Honour in every sense was satisfied, that striker had more friends than ever and no-one thought the less of him. I wish I could say the same of Paul Collingwood.

If slow, sometimes boring, often out of touch, lovely old cricket has a place in the world it is because — wearing its traditional, all-white or in a coloured uniform — it shows us how life ought to be lived.

There ought to be respect and honour, chivalry and a nod in the direction of a worthy opponent, a compliment for the enemy who fights hard and hands that shake with sincerity whether the game is won by an innings or drawn by the width of a fingernail. If the game drifts further towards win-at-all-costs, if money becomes central to every move, if obstruction becomes part of the captain’s thinking, I want no more to do with this swiftly changing game.
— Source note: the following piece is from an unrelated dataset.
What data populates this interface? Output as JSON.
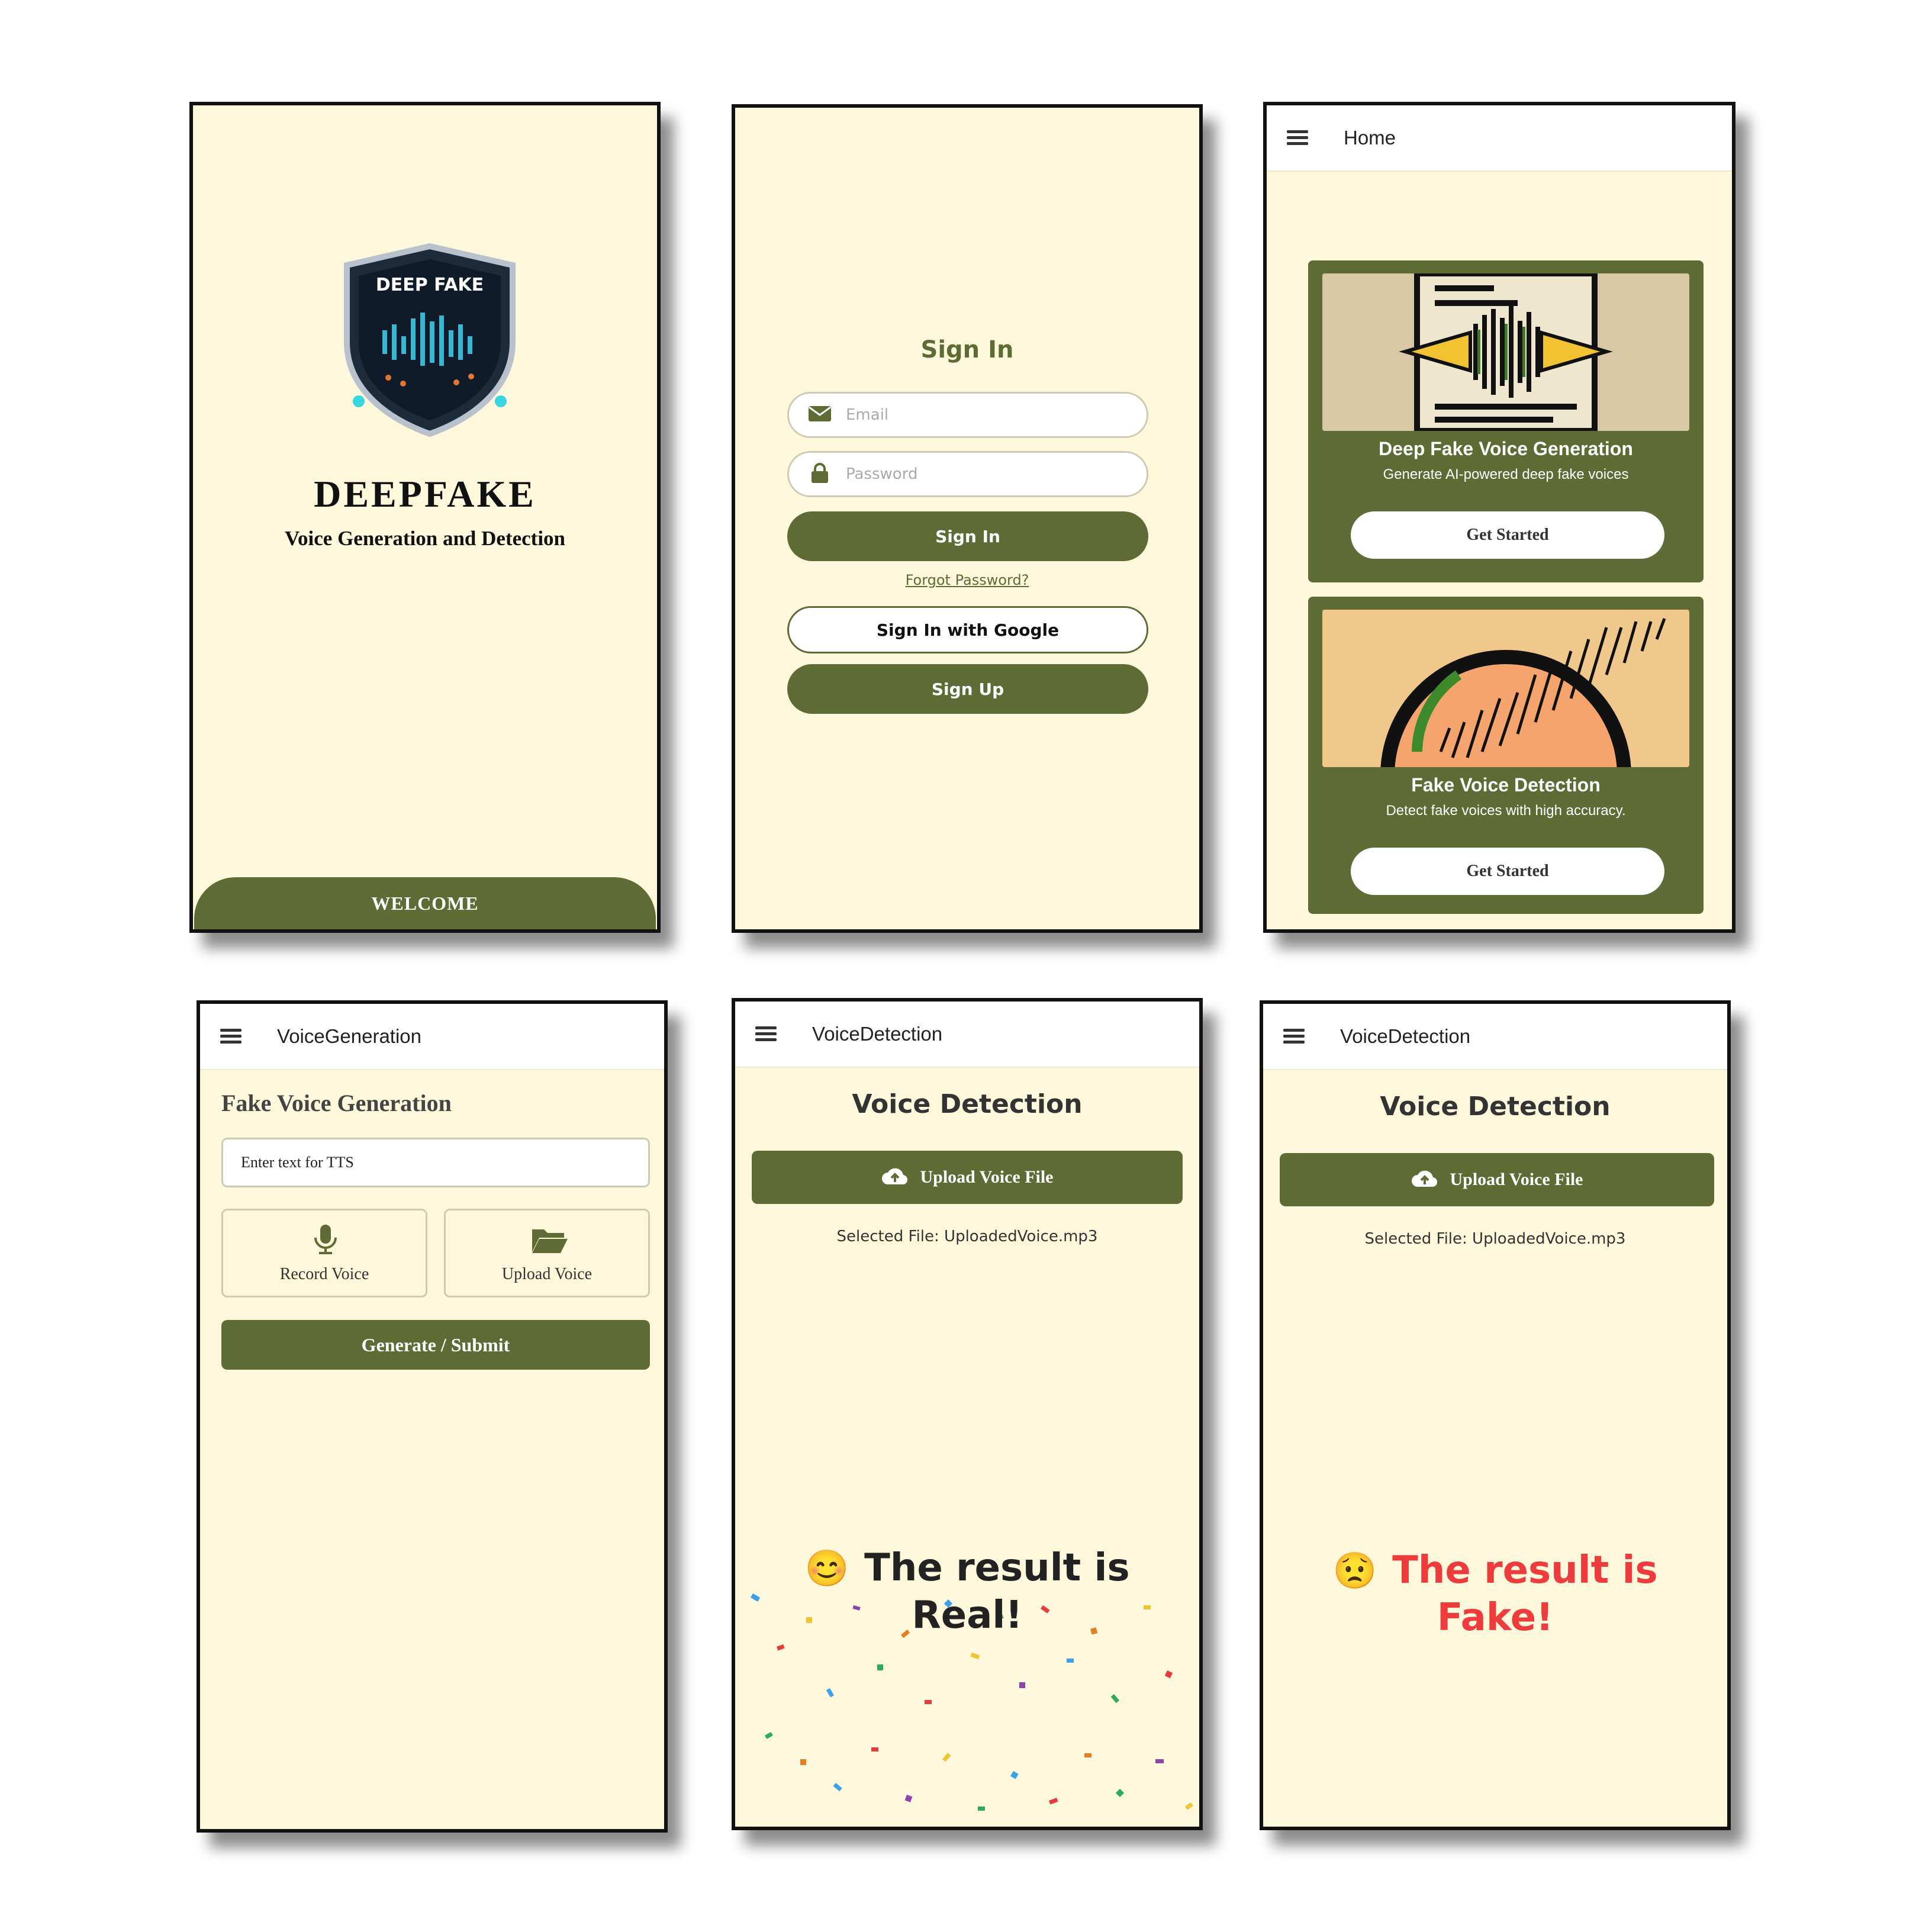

If, for instance, there is a run to score at the end of a prize-rich Twenty-20 game, and an incident like the one at the Oval settles the result, cricket will be the loser.

I will tell you why. During the Collingwood-Elliott-umpire Mark Benson debate the crowd grew restless. Then they booed. They were not offended by the length of time it took Elliott, naturally aggrieved, not surprisingly truculent, to go back to the pavilion but by the unsporting behaviour of England.
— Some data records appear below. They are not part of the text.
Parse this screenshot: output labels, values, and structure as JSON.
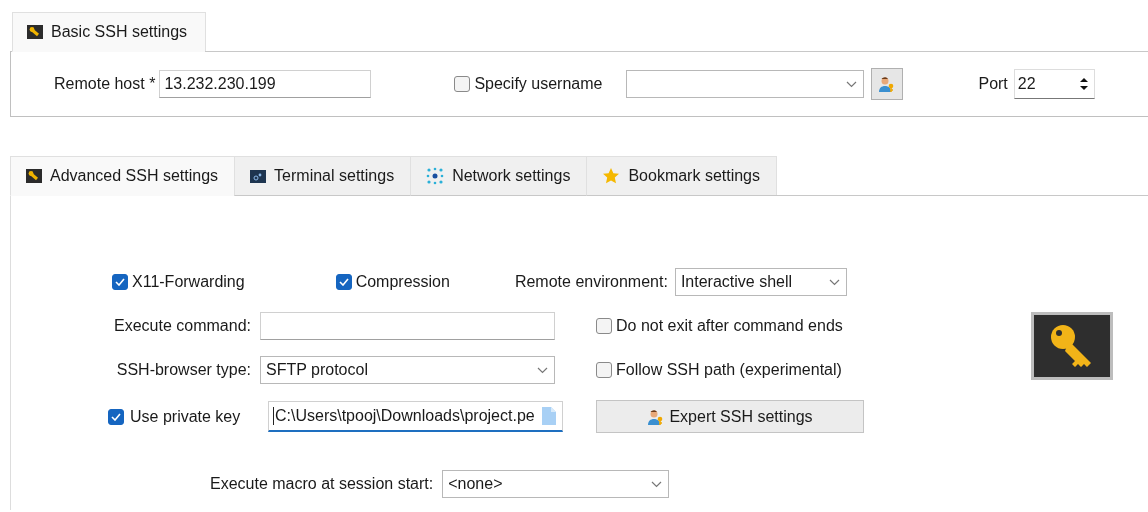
{
  "basic_tab": {
    "label": "Basic SSH settings",
    "selected": true
  },
  "basic": {
    "remote_host": {
      "label": "Remote host *",
      "value": "13.232.230.199"
    },
    "specify_username": {
      "label": "Specify username",
      "checked": false
    },
    "port": {
      "label": "Port",
      "value": "22"
    }
  },
  "tabs": [
    {
      "label": "Advanced SSH settings",
      "selected": true
    },
    {
      "label": "Terminal settings",
      "selected": false
    },
    {
      "label": "Network settings",
      "selected": false
    },
    {
      "label": "Bookmark settings",
      "selected": false
    }
  ],
  "advanced": {
    "x11_forwarding": {
      "label": "X11-Forwarding",
      "checked": true
    },
    "compression": {
      "label": "Compression",
      "checked": true
    },
    "remote_environment": {
      "label": "Remote environment:",
      "value": "Interactive shell"
    },
    "execute_command": {
      "label": "Execute command:"
    },
    "do_not_exit": {
      "label": "Do not exit after command ends",
      "checked": false
    },
    "browser_type": {
      "label": "SSH-browser type:",
      "value": "SFTP protocol"
    },
    "follow_path": {
      "label": "Follow SSH path (experimental)",
      "checked": false
    },
    "private_key": {
      "label": "Use private key",
      "checked": true,
      "value": "C:\\Users\\tpooj\\Downloads\\project.pe"
    },
    "expert_button": {
      "label": "Expert SSH settings"
    },
    "macro": {
      "label": "Execute macro at session start:",
      "value": "<none>"
    }
  }
}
The Oval crowd is full of working men and women, people who have come for a day out at a price not easily obtainable at Lord’s four miles away. They are not normally driven to boo and certainly did not when Pakistan refused to take the field a couple of years ago.

For all the might of sponsors and television it is still the sight of a full house — as we had at every one-dayer in this series — that makes cricket a spectacle, that keeps the TV executives interested, that keeps sponsorship money flowing.
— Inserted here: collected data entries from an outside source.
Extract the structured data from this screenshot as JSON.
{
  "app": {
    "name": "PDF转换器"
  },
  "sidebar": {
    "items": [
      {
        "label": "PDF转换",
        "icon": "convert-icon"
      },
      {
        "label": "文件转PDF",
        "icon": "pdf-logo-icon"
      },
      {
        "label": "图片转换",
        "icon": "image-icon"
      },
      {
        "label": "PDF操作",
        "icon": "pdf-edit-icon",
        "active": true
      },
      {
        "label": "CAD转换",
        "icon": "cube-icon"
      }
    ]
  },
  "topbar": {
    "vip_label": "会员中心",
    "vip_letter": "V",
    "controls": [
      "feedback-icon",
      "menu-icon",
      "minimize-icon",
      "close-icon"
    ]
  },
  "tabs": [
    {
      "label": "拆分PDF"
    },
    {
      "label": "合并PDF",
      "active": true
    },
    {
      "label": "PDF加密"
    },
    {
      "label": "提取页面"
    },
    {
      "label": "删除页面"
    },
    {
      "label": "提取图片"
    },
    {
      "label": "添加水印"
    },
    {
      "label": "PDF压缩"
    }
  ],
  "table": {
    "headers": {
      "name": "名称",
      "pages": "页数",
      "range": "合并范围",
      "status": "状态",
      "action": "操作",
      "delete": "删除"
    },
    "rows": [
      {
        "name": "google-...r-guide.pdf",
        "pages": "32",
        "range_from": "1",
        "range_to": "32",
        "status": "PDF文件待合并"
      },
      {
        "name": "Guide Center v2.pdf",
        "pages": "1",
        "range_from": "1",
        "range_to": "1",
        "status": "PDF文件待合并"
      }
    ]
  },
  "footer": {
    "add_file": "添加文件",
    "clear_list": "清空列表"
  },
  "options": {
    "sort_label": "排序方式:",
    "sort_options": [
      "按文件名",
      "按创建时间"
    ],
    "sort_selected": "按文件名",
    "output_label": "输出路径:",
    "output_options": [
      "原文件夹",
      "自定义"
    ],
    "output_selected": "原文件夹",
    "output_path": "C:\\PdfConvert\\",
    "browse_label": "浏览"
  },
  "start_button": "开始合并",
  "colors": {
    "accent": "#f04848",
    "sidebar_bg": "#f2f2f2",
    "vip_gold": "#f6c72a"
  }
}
I will wager a year’s income that that scene is hotly debated in the boardrooms of all the sponsors involved and discussed at length in the chambers where television is planned years in advance.

“Do we want to be involved in a sport where the captain has to apologise for his and his side’s actions at the end of a game?” they will ask each other. Some will relish the controversy, some will abhor the behaviour; but they will all look at the crowd and wonder what the man in the street thinks.

As for Collingwood he should ask what his peers would have done. What would Peter May, Richie Benaud, Ian Chappell, Imran Khan, Mark Taylor or Steve Waugh have done? There was nothing soft, or wishy-washy or namby-pamby about those guys but I hope they would have withdrawn the appeal, told Grant Elliott to continue his innings if he was able to, and thrown their energies into winning it.

That is how cricket should be and how I wish it will always be.

The ScoresFifth ODI, Lord’s, June 28, 2008

New Zealand 266 for six in 50 overs (S. Styris 87, R. Flynn 36, J. Oram 52) beat England 215 in 47.5 overs (I. Bell 27, R. Bopara 30, O. A. Shah 69, T. Southee three for 49, D. Vettori three for 32).

Fourth ODI, Kennington Oval, June 26, 2008

England 245 in 49.4 overs (I. Bell 46, R. Bopara 58, O. Shah 63, T. Southee three for 47) lost to New Zealand 246 for nine in 50 overs (J. How 37, S. Styris 69, J. Oram 38, K. Mills 25).

Third ODI, Bristol, June 21, 2008

New Zealand 182 in 50 overs (G. Elliott 56, K. Mills 47, J. Anderson three for 61) beat England 160 in 46.2 overs (R. Bopara 27, G. Swann 29, T. Southee four for 38).

Second ODI, Birmingham, June 18, 2008

England 162 in 24 overs (L. Wright 52, P. Collingwood 37, G. Elliott three for 23) and New Zealand 127 for two in 19 overs (B. McCullum 60, L. Taylor 25). Match washed out.

First ODI, Chester-le-Street, June 15, 2008

England 307 for five in 50 overs (I. Bell 46, K. Pietersen 110 not out, P. Collingwood 64, O. Shah 49) beat New Zealand 193 in 42.5 overs ( B. McCullum 36, D. Flynn 34, G. Hopkins 25, P. Collingwood four for 15).